Recently my professor told me that the usual definition of PSL(2,$\mathbb{R}$) = SL(2,$\mathbb{R}$)/{$\pm$I} does not give an algebraic group, but the following definition does:
PSL(2,$\mathbb{R}$) = {$A \in$ PSL(2,$\mathbb{C}$) = SL(2,$\mathbb{C}$)/{$\pm$I} : $\bar A = A$}.
Notice that $\left[ \begin{matrix} i & \\ & -i \end{matrix} \right]$ is in the group as per the second definition but not the first.

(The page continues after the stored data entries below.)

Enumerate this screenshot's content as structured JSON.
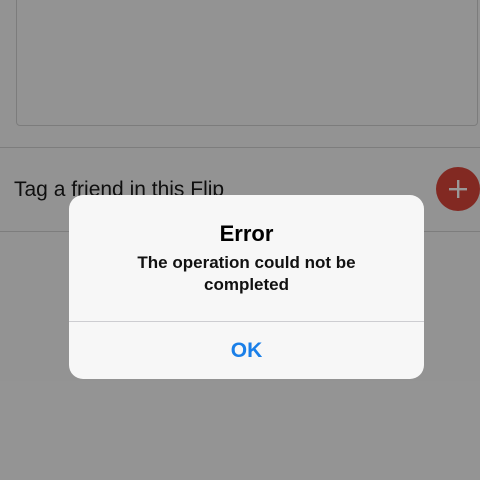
{
  "compose": {
    "tag_label": "Tag a friend in this Flip"
  },
  "icons": {
    "add": "plus-icon"
  },
  "alert": {
    "title": "Error",
    "message": "The operation could not be completed",
    "ok_label": "OK"
  },
  "colors": {
    "add_button": "#d9453a",
    "ok_text": "#1a7fe8"
  }
}
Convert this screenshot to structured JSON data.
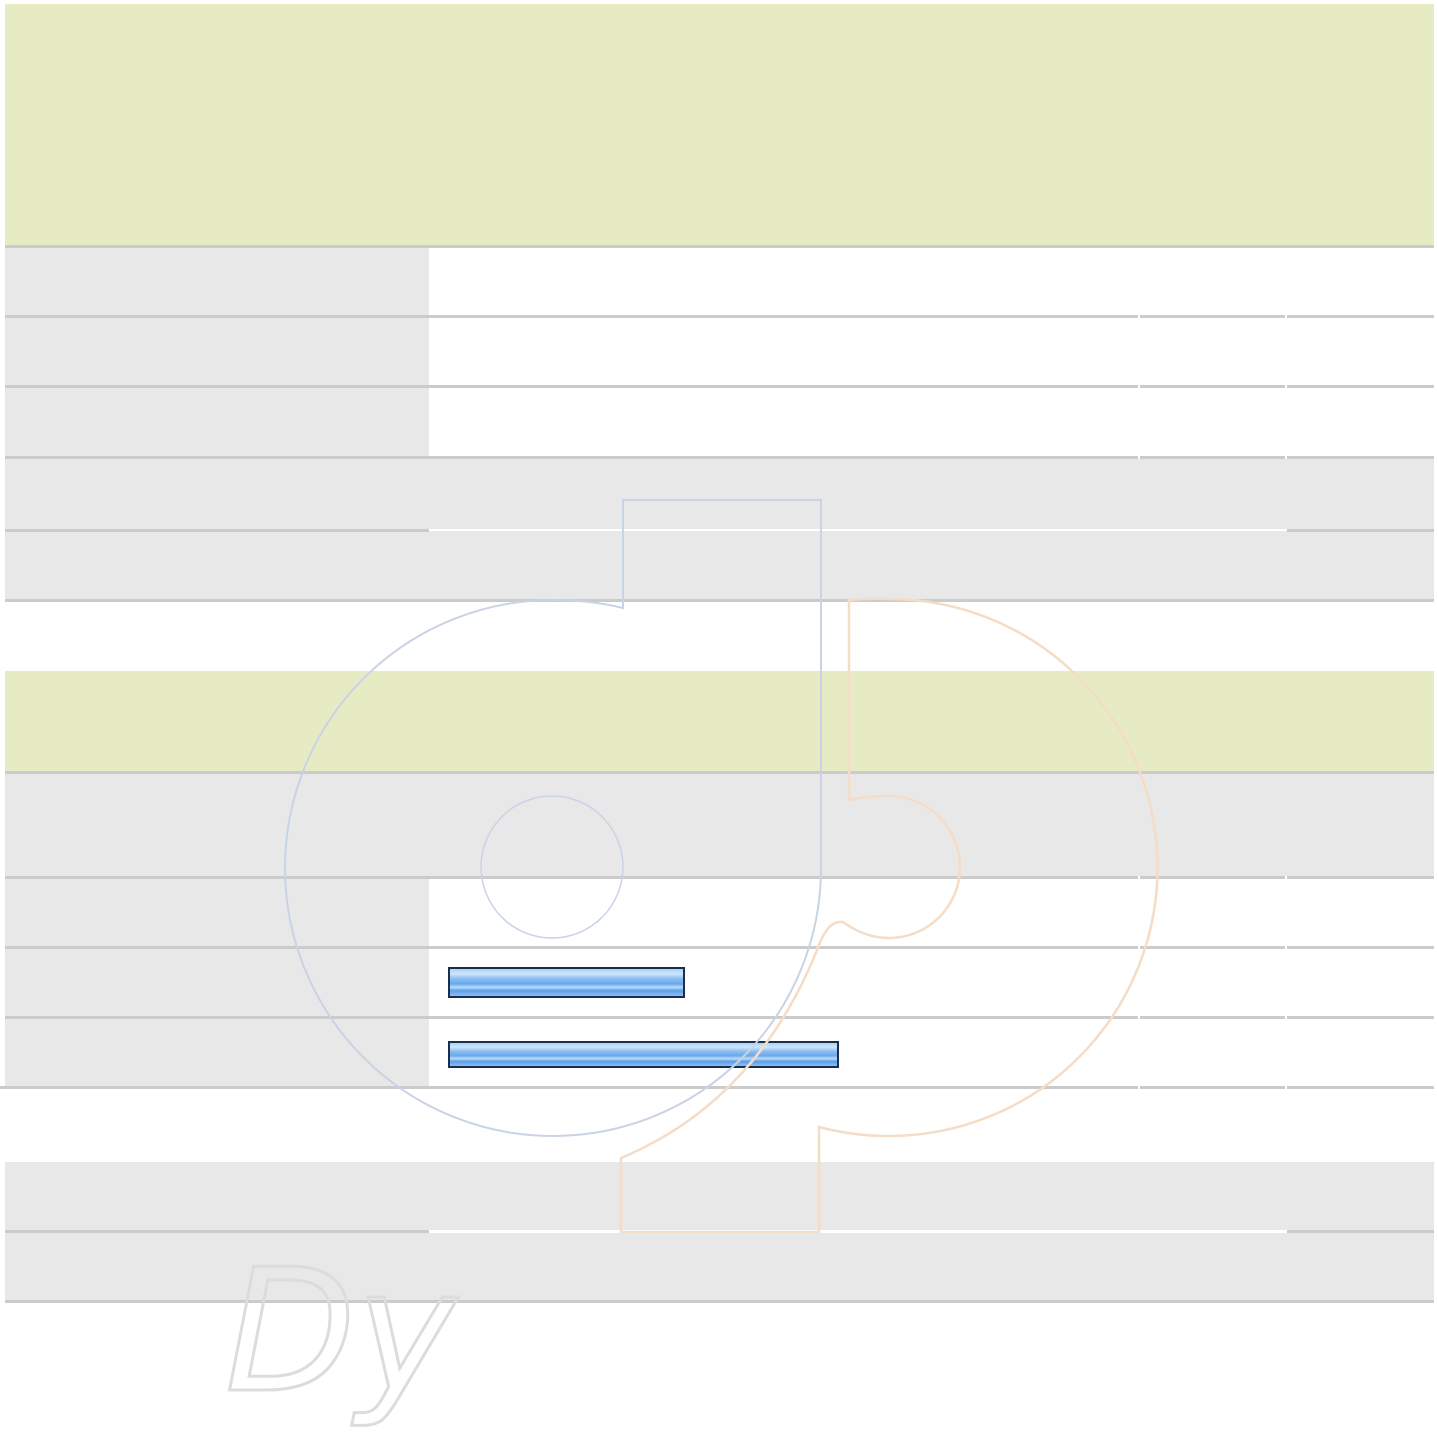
{
  "colors": {
    "header_band": "#e6ebc3",
    "label_cell": "#e8e8e8",
    "row_rule": "#cbcbcb",
    "bar_border": "#1a2f4f",
    "bar_fill": "#6aa8ee",
    "watermark_blue": "#c9d3e6",
    "watermark_orange": "#f5dcc6",
    "watermark_grey": "#dcdcdc"
  },
  "watermark": {
    "icon": "dp-logo-watermark-icon",
    "text": "Dy"
  },
  "progress": {
    "bar_1_fraction": 0.23,
    "bar_2_fraction": 0.39
  }
}
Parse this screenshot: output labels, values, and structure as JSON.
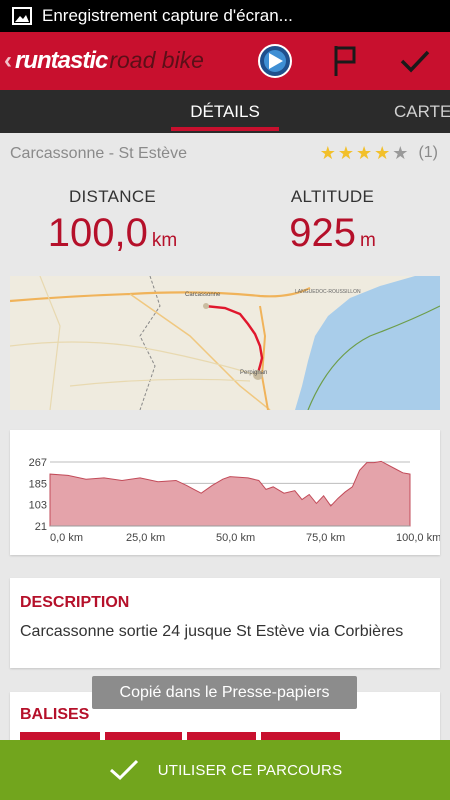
{
  "status_bar": {
    "notification_icon": "image-icon",
    "text": "Enregistrement capture d'écran..."
  },
  "app_bar": {
    "back_glyph": "‹",
    "brand": "runtastic",
    "product": "road bike",
    "actions": [
      "sync-icon",
      "flag-icon",
      "check-icon"
    ]
  },
  "tabs": [
    {
      "label": "DÉTAILS",
      "active": true
    },
    {
      "label": "CARTE",
      "active": false
    }
  ],
  "route": {
    "name": "Carcassonne - St Estève",
    "rating": 4,
    "rating_max": 5,
    "rating_count": "(1)"
  },
  "stats": {
    "distance": {
      "label": "DISTANCE",
      "value": "100,0",
      "unit": "km"
    },
    "altitude": {
      "label": "ALTITUDE",
      "value": "925",
      "unit": "m"
    }
  },
  "map": {
    "labels": [
      "Carcassonne",
      "LANGUEDOC-ROUSSILLON",
      "Perpignan"
    ]
  },
  "elevation_chart": {
    "y_ticks": [
      "267",
      "185",
      "103",
      "21"
    ],
    "x_ticks": [
      "0,0 km",
      "25,0 km",
      "50,0 km",
      "75,0 km",
      "100,0 km"
    ],
    "fill_color": "#e4a3aa",
    "line_color": "#c24b59"
  },
  "description": {
    "title": "DESCRIPTION",
    "text": "Carcassonne sortie 24 jusque St Estève via Corbières"
  },
  "tags": {
    "title": "BALISES"
  },
  "toast": "Copié dans le Presse-papiers",
  "cta": {
    "icon": "check-icon",
    "label": "UTILISER CE PARCOURS"
  },
  "colors": {
    "brand_red": "#c8102e",
    "value_red": "#b5102a",
    "cta_green": "#72a51d"
  }
}
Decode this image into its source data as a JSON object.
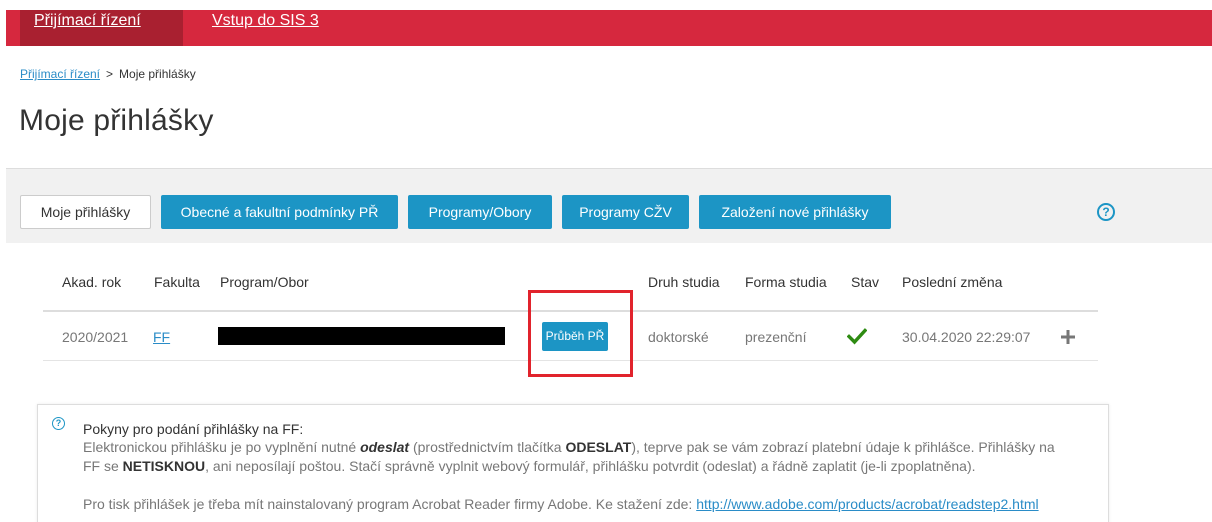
{
  "topnav": {
    "tab_admissions": "Přijímací řízení",
    "tab_sis3": "Vstup do SIS 3"
  },
  "breadcrumb": {
    "root": "Přijímací řízení",
    "separator": ">",
    "current": "Moje přihlášky"
  },
  "page_title": "Moje přihlášky",
  "toolbar": {
    "buttons": [
      "Moje přihlášky",
      "Obecné a fakultní podmínky PŘ",
      "Programy/Obory",
      "Programy CŽV",
      "Založení nové přihlášky"
    ],
    "help_icon": "?"
  },
  "table": {
    "headers": [
      "Akad. rok",
      "Fakulta",
      "Program/Obor",
      "Druh studia",
      "Forma studia",
      "Stav",
      "Poslední změna"
    ],
    "rows": [
      {
        "year": "2020/2021",
        "faculty": "FF",
        "program": "[redacted]",
        "action": "Průběh PŘ",
        "type": "doktorské",
        "form": "prezenční",
        "status_icon": "check-icon",
        "last_change": "30.04.2020 22:29:07",
        "expand_icon": "plus-icon"
      }
    ]
  },
  "info": {
    "heading": "Pokyny pro podání přihlášky na FF:",
    "p1_a": "Elektronickou přihlášku je po vyplnění nutné ",
    "p1_b": "odeslat",
    "p1_c": " (prostřednictvím tlačítka ",
    "p1_d": "ODESLAT",
    "p1_e": "), teprve pak se vám zobrazí platební údaje k přihlášce. Přihlášky na",
    "p2_a": "FF se ",
    "p2_b": "NETISKNOU",
    "p2_c": ", ani neposílají poštou. Stačí správně vyplnit webový formulář, přihlášku potvrdit (odeslat) a řádně zaplatit (je-li zpoplatněna).",
    "p3_a": "Pro tisk přihlášek je třeba mít nainstalovaný program Acrobat Reader firmy Adobe. Ke stažení zde: ",
    "p3_link": "http://www.adobe.com/products/acrobat/readstep2.html"
  },
  "colors": {
    "brand_red": "#d6283e",
    "brand_red_dark": "#a92030",
    "accent_blue": "#1c95c5",
    "success_green": "#2e8b12",
    "highlight_red": "#e1232c"
  }
}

The same thing happens with other groups, for example PSp(4,$\mathbb{R}$) = Sp(4,$\mathbb{R}$)/{$\pm$I} (the usual definition) is not algebraic, but PSp(4,$\mathbb{R}$) = {$A \in$ PSp(4,$\mathbb{C}$) = Sp(4,$\mathbb{C}$)/{$\pm$I} : $\bar A = A$} is. Again, the matrix $\left[ \begin{matrix} i &&& \\ & i && \\ && -i & \\ &&& -i \end{matrix} \right]$ is in the second group but not the first.
The theme here is that if you take the real points of an algebraic group (which is still an algebraic group) then mod out by the center, you (may) no longer have an algebraic group. However, if you mod out by the center then look at the real points (elements satisfying $\bar A = A$) then you still get an algebraic group.
He didn't go into any detail about why that might be, since it was off topic from our discussion except to say that we were working with the wrong group (the first instead of the second one).
Could anyone please provide an explanation as to what makes the first group not algebraic and what makes the second algebraic? My not-very-developed intuition about algebraic groups tells me it has something to do with the first group not being defined over and algebraically closed field.